Strawberry Shortcake With Cheesecake Whipped Cream - cooking recipe

Ingredients
    1 1/2 quarts fresh strawberries, hulled and sliced
    2 tablespoons white sugar
    1 (8 ounce) package cream cheese, softened
    1 pint heavy whipping cream
    2 tablespoons confectioners' sugar
    1 teaspoon vanilla extract
    1 (10 inch) angel food cake, cut in cubes
    1/2 quart fresh strawberries, hulled and sliced
Preparation
    Mix 1 1/2 quarts strawberries and white sugar in a large bowl; gently mash strawberries with a potato masher. Cover and refrigerate.

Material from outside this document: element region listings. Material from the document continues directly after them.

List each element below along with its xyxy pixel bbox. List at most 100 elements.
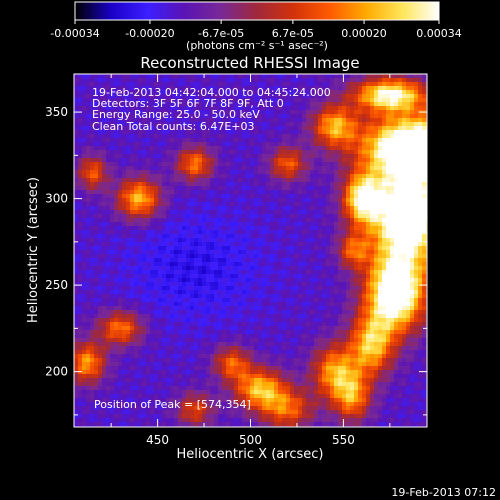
heatmap-cell	[122, 262, 127, 267]
heatmap-cell	[342, 158, 347, 163]
heatmap-cell	[222, 218, 227, 223]
heatmap-cell	[194, 166, 199, 171]
heatmap-cell	[278, 286, 283, 291]
heatmap-cell	[310, 102, 315, 107]
heatmap-cell	[226, 270, 231, 275]
heatmap-cell	[210, 282, 215, 287]
heatmap-cell	[190, 134, 195, 139]
heatmap-cell	[286, 98, 291, 103]
heatmap-cell	[202, 114, 207, 119]
heatmap-cell	[194, 146, 199, 151]
heatmap-cell	[346, 246, 351, 251]
heatmap-cell	[102, 230, 107, 235]
heatmap-cell	[306, 294, 311, 299]
heatmap-cell	[290, 166, 295, 171]
heatmap-cell	[154, 178, 159, 183]
heatmap-cell	[114, 98, 119, 103]
heatmap-cell	[382, 214, 387, 219]
heatmap-cell	[142, 234, 147, 239]
heatmap-cell	[154, 282, 159, 287]
heatmap-cell	[146, 118, 151, 123]
heatmap-cell	[202, 198, 207, 203]
heatmap-cell	[270, 162, 275, 167]
heatmap-cell	[394, 110, 399, 115]
heatmap-cell	[330, 270, 335, 275]
heatmap-cell	[162, 146, 167, 151]
heatmap-cell	[382, 186, 387, 191]
heatmap-cell	[258, 114, 263, 119]
heatmap-cell	[270, 238, 275, 243]
heatmap-cell	[142, 294, 147, 299]
heatmap-cell	[334, 130, 339, 135]
heatmap-cell	[302, 190, 307, 195]
heatmap-cell	[238, 90, 243, 95]
heatmap-cell	[130, 78, 135, 83]
heatmap-cell	[374, 202, 379, 207]
heatmap-cell	[362, 202, 367, 207]
heatmap-cell	[282, 202, 287, 207]
heatmap-cell	[138, 162, 143, 167]
heatmap-cell	[350, 82, 355, 87]
heatmap-cell	[270, 210, 275, 215]
heatmap-cell	[206, 186, 211, 191]
heatmap-cell	[330, 106, 335, 111]
heatmap-cell	[238, 262, 243, 267]
heatmap-cell	[394, 254, 399, 259]
heatmap-cell	[94, 270, 99, 275]
heatmap-cell	[382, 222, 387, 227]
heatmap-cell	[402, 174, 407, 179]
heatmap-cell	[194, 274, 199, 279]
heatmap-cell	[186, 118, 191, 123]
heatmap-cell	[362, 190, 367, 195]
heatmap-cell	[178, 190, 183, 195]
heatmap-cell	[182, 206, 187, 211]
heatmap-cell	[118, 86, 123, 91]
heatmap-cell	[350, 90, 355, 95]
heatmap-cell	[138, 82, 143, 87]
heatmap-cell	[366, 182, 371, 187]
heatmap-cell	[414, 270, 419, 275]
heatmap-cell	[406, 214, 411, 219]
heatmap-cell	[366, 130, 371, 135]
heatmap-cell	[82, 234, 87, 239]
heatmap-cell	[406, 226, 411, 231]
heatmap-cell	[202, 238, 207, 243]
heatmap-cell	[294, 246, 299, 251]
heatmap-cell	[370, 158, 375, 163]
heatmap-cell	[298, 98, 303, 103]
heatmap-cell	[422, 182, 427, 187]
heatmap-cell	[322, 210, 327, 215]
heatmap-cell	[302, 74, 307, 79]
heatmap-cell	[342, 122, 347, 127]
heatmap-cell	[342, 234, 347, 239]
heatmap-cell	[282, 78, 287, 83]
heatmap-cell	[306, 82, 311, 87]
heatmap-cell	[162, 154, 167, 159]
heatmap-cell	[98, 258, 103, 263]
heatmap-cell	[234, 170, 239, 175]
heatmap-cell	[398, 238, 403, 243]
heatmap-cell	[266, 258, 271, 263]
heatmap-cell	[114, 238, 119, 243]
heatmap-cell	[150, 250, 155, 255]
heatmap-cell	[194, 102, 199, 107]
heatmap-cell	[170, 178, 175, 183]
heatmap-cell	[318, 110, 323, 115]
heatmap-cell	[166, 230, 171, 235]
heatmap-cell	[82, 254, 87, 259]
heatmap-cell	[102, 270, 107, 275]
heatmap-cell	[98, 146, 103, 151]
heatmap-cell	[94, 242, 99, 247]
heatmap-cell	[386, 246, 391, 251]
heatmap-cell	[282, 266, 287, 271]
heatmap-cell	[146, 218, 151, 223]
heatmap-cell	[202, 178, 207, 183]
heatmap-cell	[374, 142, 379, 147]
heatmap-cell	[362, 278, 367, 283]
heatmap-cell	[82, 174, 87, 179]
heatmap-cell	[358, 250, 363, 255]
heatmap-cell	[402, 126, 407, 131]
heatmap-cell	[246, 294, 251, 299]
heatmap-cell	[350, 206, 355, 211]
heatmap-cell	[214, 258, 219, 263]
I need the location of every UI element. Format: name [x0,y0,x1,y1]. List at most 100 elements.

    Beat cream cheese in a bowl until light and fluffy; set aside. Beat heavy cream in another bowl until soft peaks form; add whipped cream cheese and continue to beat until stiff peaks form. Lift your beater or whisk straight up: the cream should form a sharp peak that holds its shape. Beat confectioners' sugar and vanilla extract into cream cheese mixture.
    Layer about half the angel food cake in a large bowl or trifle. Spread a third of the cream cheese mixture over the cake and top with a layer of mashed strawberries. Repeat the layers, finishing with a final layer of the cream cheese mixture. Arrange the remaining 1/2 quart strawberry slices decoratively. Chill until ready to serve.